On its website, FOTF explains its position: “Because ‘transgenderism’ violates God’s intentional design for sex and sexuality, we believe that this is a cultural and theological battle that we must engage and win. The modern ‘transgender’ movement is systematically working to dismantle the concept of gender as the Bible and the world have always known it to be. If the transgender lobby succeeds, there will be striking consequences for marriage, family and society at large.” Those who fail to follow FOTF’s guidance are told, “[T]he problems associated with transgenderism, like confusion and pain, stem from a lack of parental involvement and guidance.”

Right-Wing Think Tanks & Legal Lobbyists

The Alliance Defending Freedom (ADF, formerly known as the Alliance Defense Fund), a right-wing legal ministry committed to “religious freedom,” has recently taken up the cause of isolating and shaming transgender students. Arguing against a Massachusetts school’s 2013 decision to allow transgender students to access facilities and recreation activities that aligned with their gender identity, ADF’s Jeremy Tedesco warned the policy created “an atmosphere that could result in sexual assaults committed by minors.”

In letters delivered last month to similarly progressive schools in Wisconsin and Rhode Island, ADF suggested that creating inclusive policies for transgender students would “seriously endanger students’ privacy and safety, undermine parental authority, violate religious students’ right of conscience, and severely impair an environment conducive to learning.”

The Family Research Council, a right-wing lobby group based in Washington, DC, similarly argues that gender identity protections would “purposefully threaten the public safety of women and children by creating the legitimized access that sexual predators tend to seek.”

Concerned Women for America has warned its members that the Employment Non-Discrimination Act (ENDA)—legislation that would prohibit discrimination in hiring and employment on the basis of sexual orientation or gender identity—could force “Christian businessmen” to allow transgender employees to wear male and female clothing alternately, and could “open bathroom doors for predators throughout the nation.”

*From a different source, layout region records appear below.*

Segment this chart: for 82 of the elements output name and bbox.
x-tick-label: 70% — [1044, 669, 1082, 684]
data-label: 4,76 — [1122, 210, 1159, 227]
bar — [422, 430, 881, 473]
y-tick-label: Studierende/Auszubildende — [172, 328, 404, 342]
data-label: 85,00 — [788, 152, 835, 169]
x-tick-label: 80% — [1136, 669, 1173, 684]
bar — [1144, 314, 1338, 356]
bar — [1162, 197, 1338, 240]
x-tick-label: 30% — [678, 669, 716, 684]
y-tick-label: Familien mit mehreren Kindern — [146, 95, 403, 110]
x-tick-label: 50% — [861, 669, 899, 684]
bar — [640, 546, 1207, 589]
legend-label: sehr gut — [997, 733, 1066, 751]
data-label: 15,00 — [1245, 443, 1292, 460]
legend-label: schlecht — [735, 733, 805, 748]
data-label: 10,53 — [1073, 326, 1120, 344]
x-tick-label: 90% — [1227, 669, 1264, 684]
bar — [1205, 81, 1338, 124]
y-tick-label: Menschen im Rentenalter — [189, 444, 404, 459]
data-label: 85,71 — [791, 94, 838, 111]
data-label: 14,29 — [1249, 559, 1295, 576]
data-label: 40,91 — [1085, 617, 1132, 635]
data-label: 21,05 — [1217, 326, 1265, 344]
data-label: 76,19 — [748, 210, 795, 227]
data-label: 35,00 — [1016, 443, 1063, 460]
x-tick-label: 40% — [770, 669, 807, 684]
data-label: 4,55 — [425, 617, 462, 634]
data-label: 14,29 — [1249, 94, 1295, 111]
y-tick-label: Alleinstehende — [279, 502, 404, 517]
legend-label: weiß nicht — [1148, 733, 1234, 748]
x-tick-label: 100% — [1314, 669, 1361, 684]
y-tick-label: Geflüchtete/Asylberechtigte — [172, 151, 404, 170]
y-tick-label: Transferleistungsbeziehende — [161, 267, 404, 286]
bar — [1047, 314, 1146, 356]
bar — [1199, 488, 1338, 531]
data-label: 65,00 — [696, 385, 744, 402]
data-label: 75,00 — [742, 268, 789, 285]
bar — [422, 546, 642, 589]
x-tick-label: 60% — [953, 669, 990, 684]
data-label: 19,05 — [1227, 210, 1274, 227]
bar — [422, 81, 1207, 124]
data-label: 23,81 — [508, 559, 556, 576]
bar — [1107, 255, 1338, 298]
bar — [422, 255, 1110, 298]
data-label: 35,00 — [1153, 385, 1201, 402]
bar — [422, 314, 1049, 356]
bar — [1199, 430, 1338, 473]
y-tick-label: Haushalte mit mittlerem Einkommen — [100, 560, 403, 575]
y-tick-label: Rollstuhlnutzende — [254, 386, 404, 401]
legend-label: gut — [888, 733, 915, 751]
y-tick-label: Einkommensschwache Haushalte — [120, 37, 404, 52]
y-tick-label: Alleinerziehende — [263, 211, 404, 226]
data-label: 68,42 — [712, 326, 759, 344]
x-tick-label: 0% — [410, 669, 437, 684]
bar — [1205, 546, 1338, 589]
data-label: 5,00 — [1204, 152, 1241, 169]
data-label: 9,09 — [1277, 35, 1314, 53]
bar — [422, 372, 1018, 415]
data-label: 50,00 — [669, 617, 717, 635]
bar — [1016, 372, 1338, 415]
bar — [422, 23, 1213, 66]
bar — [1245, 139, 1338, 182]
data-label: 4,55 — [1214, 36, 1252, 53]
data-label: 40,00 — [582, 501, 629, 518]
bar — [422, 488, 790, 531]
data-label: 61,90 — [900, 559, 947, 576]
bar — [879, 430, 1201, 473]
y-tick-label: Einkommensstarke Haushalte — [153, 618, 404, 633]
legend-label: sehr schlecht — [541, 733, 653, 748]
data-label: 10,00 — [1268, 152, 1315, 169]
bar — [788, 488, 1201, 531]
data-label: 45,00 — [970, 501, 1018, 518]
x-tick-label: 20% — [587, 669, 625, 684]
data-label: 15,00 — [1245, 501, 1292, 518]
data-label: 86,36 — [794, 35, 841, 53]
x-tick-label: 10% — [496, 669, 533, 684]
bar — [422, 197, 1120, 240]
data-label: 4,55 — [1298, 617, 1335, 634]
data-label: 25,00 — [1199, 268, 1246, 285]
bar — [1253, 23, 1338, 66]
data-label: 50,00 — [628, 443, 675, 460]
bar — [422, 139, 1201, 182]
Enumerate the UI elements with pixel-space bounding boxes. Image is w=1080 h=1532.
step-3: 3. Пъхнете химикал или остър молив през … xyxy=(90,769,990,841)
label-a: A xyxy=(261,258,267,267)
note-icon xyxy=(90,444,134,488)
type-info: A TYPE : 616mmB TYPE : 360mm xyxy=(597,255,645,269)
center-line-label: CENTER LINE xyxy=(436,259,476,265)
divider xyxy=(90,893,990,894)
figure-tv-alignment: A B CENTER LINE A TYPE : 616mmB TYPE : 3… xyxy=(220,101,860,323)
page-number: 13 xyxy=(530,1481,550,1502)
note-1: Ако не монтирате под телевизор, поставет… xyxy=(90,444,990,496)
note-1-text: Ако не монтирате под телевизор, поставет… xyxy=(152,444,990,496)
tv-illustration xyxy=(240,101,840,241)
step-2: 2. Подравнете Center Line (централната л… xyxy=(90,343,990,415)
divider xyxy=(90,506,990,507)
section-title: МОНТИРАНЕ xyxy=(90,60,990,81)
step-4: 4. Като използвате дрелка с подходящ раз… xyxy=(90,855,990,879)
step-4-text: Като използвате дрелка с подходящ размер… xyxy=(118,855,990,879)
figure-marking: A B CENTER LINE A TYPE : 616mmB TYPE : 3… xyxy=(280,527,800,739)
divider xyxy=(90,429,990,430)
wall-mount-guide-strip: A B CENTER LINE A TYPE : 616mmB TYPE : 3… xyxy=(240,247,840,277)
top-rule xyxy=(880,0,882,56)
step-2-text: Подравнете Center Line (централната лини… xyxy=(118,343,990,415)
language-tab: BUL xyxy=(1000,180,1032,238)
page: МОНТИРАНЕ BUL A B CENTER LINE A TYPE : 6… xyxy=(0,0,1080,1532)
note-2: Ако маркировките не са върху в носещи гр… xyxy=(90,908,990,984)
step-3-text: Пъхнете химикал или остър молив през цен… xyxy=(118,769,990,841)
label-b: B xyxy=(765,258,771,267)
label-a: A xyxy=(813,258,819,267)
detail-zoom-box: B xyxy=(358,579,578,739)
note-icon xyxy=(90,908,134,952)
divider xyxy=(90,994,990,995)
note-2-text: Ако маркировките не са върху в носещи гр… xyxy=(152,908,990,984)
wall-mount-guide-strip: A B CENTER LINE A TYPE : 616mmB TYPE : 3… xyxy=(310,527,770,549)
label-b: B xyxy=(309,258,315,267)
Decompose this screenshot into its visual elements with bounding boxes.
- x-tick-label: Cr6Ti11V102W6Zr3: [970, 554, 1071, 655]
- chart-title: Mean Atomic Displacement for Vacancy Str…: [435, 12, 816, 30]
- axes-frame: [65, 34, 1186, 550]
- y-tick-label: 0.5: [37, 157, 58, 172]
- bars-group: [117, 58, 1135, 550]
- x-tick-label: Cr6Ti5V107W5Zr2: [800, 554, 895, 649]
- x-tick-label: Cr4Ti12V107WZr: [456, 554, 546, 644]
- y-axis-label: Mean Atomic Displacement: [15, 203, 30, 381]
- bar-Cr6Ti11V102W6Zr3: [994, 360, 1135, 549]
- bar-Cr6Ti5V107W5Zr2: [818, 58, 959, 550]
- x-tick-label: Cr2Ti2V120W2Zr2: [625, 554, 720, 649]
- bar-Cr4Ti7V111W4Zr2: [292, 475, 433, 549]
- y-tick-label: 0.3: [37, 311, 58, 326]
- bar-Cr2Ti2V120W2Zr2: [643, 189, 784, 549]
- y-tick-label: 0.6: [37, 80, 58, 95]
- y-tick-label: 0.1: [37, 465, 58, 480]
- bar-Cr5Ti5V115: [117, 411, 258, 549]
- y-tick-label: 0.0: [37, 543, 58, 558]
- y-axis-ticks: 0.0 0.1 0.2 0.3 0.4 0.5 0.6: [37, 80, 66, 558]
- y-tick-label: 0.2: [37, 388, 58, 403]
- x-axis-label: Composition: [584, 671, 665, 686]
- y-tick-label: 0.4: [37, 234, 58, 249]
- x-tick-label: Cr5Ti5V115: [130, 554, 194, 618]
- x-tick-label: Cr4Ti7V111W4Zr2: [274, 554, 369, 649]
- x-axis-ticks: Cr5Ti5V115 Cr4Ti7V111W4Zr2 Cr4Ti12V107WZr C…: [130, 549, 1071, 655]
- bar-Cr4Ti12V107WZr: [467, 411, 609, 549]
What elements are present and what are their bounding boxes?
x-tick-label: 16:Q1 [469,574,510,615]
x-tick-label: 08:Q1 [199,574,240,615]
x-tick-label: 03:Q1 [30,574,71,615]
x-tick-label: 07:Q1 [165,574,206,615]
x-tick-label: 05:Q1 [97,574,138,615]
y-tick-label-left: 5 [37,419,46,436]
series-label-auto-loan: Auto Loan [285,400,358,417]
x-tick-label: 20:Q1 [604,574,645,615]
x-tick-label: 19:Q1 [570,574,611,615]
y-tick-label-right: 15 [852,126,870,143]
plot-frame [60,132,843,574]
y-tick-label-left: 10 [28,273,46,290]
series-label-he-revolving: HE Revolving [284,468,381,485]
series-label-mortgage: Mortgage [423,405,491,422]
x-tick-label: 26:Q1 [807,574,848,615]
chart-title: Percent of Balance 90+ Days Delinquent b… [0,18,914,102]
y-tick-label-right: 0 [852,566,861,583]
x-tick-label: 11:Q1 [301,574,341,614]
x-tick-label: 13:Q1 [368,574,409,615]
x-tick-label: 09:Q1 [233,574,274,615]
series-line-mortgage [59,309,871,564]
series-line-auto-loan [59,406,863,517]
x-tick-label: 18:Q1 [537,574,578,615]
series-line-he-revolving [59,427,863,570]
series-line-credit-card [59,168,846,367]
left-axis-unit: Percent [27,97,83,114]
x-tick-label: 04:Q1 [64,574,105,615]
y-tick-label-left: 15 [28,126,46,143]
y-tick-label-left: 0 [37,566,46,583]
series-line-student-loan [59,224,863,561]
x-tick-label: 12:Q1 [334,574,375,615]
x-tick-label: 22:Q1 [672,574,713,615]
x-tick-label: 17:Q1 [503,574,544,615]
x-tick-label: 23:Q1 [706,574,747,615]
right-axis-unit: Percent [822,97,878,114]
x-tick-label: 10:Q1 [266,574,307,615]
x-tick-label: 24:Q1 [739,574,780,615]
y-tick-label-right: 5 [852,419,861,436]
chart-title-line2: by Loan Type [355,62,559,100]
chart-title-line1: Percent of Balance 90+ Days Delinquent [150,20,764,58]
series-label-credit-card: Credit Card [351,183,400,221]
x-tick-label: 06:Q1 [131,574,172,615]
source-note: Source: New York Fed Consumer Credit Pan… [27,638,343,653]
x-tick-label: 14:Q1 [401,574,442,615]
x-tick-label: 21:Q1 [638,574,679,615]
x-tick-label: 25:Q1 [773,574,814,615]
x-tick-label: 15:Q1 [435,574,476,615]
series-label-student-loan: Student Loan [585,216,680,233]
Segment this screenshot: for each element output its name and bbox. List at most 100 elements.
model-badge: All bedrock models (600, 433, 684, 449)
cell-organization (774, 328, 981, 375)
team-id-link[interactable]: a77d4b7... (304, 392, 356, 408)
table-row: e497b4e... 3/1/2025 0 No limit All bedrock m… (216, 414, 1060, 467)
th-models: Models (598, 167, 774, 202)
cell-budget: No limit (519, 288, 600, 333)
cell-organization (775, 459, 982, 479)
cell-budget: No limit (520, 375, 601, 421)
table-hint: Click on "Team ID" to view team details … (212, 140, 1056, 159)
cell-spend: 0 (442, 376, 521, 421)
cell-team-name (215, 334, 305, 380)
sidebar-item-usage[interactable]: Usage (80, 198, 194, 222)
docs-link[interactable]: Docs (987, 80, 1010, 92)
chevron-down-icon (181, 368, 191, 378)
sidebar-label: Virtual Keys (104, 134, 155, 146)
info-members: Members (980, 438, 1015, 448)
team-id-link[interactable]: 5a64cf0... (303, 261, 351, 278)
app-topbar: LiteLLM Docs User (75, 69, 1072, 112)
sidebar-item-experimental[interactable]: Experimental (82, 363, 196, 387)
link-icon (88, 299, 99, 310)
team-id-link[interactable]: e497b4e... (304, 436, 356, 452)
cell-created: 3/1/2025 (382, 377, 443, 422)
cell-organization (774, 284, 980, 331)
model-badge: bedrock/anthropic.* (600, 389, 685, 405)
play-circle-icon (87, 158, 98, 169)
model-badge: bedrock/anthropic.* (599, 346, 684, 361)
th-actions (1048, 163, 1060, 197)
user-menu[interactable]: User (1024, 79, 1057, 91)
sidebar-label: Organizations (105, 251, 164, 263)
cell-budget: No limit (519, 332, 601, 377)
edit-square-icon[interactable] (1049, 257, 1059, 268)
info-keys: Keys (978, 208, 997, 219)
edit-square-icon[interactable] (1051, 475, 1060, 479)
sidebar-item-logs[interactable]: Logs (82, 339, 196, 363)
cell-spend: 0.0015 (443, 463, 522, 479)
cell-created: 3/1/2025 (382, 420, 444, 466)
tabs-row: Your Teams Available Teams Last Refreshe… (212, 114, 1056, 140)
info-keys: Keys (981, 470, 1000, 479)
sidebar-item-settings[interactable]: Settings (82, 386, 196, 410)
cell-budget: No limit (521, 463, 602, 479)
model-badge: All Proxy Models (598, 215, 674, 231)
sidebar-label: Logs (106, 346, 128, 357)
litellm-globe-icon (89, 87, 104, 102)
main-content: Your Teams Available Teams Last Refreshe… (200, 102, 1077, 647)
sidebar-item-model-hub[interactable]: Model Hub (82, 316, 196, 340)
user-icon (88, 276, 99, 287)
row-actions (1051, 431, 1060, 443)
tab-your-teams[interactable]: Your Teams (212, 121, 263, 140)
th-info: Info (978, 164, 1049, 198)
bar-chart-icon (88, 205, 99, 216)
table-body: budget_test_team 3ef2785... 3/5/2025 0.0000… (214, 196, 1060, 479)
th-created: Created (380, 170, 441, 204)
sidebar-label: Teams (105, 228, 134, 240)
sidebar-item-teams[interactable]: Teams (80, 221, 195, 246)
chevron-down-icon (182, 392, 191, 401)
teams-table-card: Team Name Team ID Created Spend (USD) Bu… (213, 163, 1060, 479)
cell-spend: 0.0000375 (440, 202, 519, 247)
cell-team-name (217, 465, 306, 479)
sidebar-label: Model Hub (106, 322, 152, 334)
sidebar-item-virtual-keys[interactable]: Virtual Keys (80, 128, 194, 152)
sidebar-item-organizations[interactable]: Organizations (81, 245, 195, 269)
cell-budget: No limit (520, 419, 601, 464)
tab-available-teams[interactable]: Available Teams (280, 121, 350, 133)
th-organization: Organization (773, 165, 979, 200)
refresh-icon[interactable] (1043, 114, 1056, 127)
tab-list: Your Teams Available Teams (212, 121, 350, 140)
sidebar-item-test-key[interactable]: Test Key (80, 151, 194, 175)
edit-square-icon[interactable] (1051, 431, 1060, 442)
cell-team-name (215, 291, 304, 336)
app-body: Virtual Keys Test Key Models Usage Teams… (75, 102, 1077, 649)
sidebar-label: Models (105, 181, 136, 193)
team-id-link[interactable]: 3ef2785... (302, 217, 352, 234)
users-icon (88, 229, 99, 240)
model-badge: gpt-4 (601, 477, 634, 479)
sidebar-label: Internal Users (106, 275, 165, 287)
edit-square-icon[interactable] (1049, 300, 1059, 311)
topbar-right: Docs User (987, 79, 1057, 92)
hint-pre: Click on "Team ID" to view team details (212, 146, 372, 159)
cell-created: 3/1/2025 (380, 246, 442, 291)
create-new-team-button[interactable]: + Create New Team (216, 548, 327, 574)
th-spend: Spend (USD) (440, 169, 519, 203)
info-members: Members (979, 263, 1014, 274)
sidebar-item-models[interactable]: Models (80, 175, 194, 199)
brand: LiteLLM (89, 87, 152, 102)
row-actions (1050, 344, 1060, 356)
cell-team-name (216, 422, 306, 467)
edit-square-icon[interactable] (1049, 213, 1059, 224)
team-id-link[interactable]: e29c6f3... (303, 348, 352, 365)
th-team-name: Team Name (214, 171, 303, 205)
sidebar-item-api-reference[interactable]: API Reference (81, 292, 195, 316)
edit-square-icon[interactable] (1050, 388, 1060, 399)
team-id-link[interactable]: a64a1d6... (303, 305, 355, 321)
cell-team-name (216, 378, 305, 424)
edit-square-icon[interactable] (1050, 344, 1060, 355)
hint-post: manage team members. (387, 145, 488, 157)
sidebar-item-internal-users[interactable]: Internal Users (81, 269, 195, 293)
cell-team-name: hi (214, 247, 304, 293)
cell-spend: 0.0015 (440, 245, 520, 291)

As Peter LaBarbera, president of Americans For Truth About Homosexuality, put it, “These bills or policies are gifts to predators![emphasis his].

What’s Next?

Denny Burk, professor of Biblical Studies at Boyce College and co-author of the SBC’s anti-trans declaration, has warned that the trans justice movement is “the next phase of the LGBT revolution.” In actuality, the mainstream gay rights movement is already demonstrating a preference for other, international priorities in the post-marriage equality era.

Rita Hester

Rita Hester

Nonetheless, with leaders on the Right conceding defeat on the marriage front, we can expect to see them turning their sights toward other battlefronts, particularly ones they perceive to be winnable.

While it may seem that the trans community is that vulnerable, “winnable” target, what the Right doesn’t recognize is that the power of the gay rights movement—a movement that most would say has beaten the Right—was fueled first by trans women of color. These women—who find themselves at the nexus of White supremacy and heteropatriarchy—were fighting long before Stonewall, and they’ll continue fighting long after Gay Inc. closes its doors. They are fierce and formidable, and, as the Right will soon learn, they are undefeatable.